5th skunk confirmed positive for rabies; rabies "map" now available on-line
Department: Health & Environment
Release Date: May 24, 2012
The Larimer County Department of Health and Environment announced today that two more skunks near Fort Collins have tested positive for rabies. This makes 5 rabid skunks that have been found close to Fort Collins neighborhoods in the past two weeks.
The 4th skunk was chased from a poultry enclosure of a private home near Taft Hill and Vine Drive and found dead the next morning. The 5th skunk was seen out in daylight and walking in circles in a neighborhood near Horsetooth and Taft Hill Roads.
The five skunks are the first of what will likely be numerous skunks, and possibly other animals, infected with skunk variant (type) of rabies that first arrived in Colorado in 2007. Until recently, bats had been the main carrier of rabies in Colorado.
Skunk rabies is a type of “terrestrial” rabies, meaning that it is carried by animals that travel on the ground, rather than by bats that fly. Rabies in ground-dwelling animals increases the risk of rabies exposure to pets and livestock. All Larimer County residents are urgently advised to keep their pets, horses and livestock vaccinated and up-to-date, and to avoid skunks that are out in daylight or are behaving strangely.
The Health Department has posted a map that shows where skunks and bats that have tested positive for rabies have been found since early May.

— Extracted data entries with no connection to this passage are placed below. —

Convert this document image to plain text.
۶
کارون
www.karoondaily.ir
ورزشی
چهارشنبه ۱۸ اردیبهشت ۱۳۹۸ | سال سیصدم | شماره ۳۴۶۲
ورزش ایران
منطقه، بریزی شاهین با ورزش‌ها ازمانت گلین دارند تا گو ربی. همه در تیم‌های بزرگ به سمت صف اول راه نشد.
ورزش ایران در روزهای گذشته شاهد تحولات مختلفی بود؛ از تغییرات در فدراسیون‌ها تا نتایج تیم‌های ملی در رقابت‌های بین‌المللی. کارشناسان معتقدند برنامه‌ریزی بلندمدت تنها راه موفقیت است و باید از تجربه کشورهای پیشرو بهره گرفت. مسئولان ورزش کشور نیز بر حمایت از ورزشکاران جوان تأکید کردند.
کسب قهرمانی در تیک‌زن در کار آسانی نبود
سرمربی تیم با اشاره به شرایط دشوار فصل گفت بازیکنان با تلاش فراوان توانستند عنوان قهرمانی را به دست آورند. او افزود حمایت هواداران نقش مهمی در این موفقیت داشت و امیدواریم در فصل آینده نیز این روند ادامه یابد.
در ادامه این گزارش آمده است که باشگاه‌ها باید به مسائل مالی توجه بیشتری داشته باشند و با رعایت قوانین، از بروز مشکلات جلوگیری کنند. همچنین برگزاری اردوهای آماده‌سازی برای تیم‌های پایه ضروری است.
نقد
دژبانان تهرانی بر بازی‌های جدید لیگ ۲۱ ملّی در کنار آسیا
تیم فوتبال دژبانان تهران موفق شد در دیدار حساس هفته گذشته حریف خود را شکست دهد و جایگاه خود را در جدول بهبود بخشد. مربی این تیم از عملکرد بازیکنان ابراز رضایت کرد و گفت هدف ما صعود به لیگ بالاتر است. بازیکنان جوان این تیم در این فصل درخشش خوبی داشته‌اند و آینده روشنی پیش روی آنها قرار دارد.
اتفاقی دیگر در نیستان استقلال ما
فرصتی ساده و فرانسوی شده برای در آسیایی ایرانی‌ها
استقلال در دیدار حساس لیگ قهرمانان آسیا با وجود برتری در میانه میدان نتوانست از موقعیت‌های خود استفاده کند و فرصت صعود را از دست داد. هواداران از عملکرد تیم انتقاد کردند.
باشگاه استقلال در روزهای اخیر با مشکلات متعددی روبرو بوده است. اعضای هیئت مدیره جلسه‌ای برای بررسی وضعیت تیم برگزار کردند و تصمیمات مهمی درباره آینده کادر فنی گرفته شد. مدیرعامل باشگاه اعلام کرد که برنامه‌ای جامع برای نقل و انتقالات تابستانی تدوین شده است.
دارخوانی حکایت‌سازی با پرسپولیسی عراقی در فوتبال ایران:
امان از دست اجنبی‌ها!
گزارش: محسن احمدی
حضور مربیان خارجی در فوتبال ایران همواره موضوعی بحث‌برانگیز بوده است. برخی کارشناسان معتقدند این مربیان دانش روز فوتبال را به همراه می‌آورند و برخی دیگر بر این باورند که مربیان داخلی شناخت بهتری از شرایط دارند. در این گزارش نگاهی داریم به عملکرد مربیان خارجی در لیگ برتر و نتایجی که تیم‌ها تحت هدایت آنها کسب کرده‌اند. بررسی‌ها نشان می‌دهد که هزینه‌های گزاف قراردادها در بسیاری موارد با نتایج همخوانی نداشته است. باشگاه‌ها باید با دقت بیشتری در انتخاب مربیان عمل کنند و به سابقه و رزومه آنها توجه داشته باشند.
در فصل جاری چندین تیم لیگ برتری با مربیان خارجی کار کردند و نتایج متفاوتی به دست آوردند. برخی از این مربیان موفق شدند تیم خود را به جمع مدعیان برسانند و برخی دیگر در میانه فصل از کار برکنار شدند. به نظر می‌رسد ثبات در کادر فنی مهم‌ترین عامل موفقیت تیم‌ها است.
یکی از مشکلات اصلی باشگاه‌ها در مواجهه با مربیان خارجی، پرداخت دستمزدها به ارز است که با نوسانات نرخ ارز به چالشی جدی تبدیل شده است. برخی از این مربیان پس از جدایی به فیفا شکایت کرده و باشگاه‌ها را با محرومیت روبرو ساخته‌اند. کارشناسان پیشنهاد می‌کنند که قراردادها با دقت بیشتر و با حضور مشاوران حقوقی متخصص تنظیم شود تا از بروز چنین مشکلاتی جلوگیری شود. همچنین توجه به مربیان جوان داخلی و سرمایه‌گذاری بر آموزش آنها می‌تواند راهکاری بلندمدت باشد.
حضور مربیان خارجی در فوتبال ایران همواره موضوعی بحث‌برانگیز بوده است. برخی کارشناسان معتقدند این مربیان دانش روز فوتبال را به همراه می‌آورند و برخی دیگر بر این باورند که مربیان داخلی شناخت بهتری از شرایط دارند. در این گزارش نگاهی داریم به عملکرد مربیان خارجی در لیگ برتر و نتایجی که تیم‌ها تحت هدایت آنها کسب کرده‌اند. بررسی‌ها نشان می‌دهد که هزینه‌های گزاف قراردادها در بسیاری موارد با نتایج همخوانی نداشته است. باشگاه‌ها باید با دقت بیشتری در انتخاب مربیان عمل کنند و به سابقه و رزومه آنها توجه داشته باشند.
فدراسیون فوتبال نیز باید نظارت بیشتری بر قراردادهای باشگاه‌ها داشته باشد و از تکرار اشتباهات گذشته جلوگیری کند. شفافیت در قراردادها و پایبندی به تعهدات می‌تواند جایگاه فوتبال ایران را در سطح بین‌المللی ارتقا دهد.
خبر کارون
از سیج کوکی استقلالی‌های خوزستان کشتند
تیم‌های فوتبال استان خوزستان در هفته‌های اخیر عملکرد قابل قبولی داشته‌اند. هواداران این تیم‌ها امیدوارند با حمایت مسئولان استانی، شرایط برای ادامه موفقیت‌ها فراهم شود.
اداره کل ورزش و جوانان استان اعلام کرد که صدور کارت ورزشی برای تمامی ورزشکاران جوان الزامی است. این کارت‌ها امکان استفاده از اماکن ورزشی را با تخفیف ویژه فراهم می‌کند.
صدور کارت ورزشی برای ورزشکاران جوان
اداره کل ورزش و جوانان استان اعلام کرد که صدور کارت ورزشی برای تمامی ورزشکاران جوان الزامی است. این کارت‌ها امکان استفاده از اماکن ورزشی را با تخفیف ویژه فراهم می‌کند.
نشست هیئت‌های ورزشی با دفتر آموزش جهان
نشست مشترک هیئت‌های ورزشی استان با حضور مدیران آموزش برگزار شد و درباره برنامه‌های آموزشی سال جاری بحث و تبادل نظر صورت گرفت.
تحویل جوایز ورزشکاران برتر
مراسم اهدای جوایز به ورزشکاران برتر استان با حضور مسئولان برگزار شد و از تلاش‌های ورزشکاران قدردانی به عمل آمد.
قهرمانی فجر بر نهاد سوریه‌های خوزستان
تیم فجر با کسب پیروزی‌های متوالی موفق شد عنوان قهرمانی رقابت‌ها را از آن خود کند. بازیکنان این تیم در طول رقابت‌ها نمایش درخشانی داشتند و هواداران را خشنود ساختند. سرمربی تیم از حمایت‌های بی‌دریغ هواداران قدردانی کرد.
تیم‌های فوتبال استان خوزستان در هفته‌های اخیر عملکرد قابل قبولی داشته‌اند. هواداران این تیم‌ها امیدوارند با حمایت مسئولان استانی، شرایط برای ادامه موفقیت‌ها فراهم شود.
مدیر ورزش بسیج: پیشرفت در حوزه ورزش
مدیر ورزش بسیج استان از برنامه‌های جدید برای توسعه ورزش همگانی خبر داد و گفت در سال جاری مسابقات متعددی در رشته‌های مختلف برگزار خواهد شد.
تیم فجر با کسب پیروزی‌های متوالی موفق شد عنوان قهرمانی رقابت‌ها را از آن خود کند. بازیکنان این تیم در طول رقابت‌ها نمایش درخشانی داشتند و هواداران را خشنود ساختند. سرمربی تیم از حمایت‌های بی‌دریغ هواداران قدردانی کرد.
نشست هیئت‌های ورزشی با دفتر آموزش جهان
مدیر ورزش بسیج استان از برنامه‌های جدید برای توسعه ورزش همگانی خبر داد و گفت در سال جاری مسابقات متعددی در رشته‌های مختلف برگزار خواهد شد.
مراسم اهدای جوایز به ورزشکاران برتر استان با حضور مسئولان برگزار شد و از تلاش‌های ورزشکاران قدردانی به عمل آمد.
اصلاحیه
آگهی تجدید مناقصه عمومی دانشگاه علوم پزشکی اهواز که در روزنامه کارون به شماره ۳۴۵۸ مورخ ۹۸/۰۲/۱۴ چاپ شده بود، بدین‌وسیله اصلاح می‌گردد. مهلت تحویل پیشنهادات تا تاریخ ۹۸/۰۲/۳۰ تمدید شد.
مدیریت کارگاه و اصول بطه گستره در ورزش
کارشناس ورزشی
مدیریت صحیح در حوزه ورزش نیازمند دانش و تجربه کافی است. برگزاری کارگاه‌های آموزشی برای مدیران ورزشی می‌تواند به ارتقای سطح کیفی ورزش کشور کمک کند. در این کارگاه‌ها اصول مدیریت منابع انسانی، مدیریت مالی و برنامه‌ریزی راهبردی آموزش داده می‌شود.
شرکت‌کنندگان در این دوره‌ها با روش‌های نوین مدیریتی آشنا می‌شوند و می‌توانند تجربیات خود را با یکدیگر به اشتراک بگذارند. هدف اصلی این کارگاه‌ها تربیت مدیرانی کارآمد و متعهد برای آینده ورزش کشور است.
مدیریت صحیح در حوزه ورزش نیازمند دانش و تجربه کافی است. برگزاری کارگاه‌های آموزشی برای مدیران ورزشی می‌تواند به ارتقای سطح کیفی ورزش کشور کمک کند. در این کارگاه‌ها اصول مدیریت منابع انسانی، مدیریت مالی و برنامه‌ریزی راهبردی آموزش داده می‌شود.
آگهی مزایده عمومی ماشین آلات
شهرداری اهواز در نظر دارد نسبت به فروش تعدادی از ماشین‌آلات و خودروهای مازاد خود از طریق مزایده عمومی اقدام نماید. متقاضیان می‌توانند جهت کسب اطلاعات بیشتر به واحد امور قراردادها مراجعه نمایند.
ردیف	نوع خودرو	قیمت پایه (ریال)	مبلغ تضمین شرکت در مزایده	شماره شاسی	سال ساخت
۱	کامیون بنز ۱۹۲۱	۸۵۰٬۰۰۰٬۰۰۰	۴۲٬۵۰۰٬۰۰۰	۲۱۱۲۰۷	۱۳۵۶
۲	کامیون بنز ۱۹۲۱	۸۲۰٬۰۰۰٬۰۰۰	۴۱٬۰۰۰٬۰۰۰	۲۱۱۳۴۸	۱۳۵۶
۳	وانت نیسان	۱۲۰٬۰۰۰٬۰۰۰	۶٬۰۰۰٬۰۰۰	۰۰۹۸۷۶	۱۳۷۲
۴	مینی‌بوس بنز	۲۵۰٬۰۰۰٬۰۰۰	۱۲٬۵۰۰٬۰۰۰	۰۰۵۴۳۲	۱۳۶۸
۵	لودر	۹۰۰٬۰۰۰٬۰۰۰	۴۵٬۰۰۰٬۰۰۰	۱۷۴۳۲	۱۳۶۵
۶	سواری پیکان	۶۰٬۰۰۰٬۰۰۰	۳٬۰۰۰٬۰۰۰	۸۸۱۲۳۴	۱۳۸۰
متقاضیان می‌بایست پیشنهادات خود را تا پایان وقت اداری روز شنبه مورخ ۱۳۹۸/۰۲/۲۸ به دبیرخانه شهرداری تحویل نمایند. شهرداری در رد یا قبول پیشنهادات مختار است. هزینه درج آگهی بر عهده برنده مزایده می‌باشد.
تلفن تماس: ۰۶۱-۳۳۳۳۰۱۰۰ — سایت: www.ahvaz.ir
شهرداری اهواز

The map is at http://larimer.org/maps/rabies.cfm
and will be updated as soon as possible after positive confirmations are made.
“This map is meant to be used for a quick reference of recently confirmed rabies, not as a guide to where you are most at risk,” said Dr. Adrienne LeBailly, director of the Health Department. “Rabid skunks can be expected anywhere in along the front range of Larimer County from now on.
“Though most skunks and bats do not carry rabies, those that are out during the day or allow people or pets to approach them are more likely to be sick,” she added. “It’s wise to remain vigilant and follow the recommendations on how to protect yourselves and your pets from a rabid animal.”
LeBailly also stresses that if you see a skunk or bat that’s behaving strangely, keep your distance and call the Larimer Humane Society’s animal control number at 226-3647, #7.
The Health Department strongly urges Larimer County residents to vaccinate dogs, cats, ferrets, and horses against rabies as recommended by your veterinarian and making sure they are up-to-date on their shots. Talk to your veterinarian about vaccinating other mammalian livestock. Chickens and other birds are not susceptible to rabies.
Unvaccinated pets that come into contact with a rabid animal will either need to be euthanized or vaccinated and quarantined at a veterinary facility for 90 days, followed by another 90 days of home quarantine, which can be very expensive. Pets who behind in their vaccinations must be vaccinated and quarantined at home for 90 days. Fully vaccinated pets need a booster and 45 days of observation at home. There is no cure for rabies.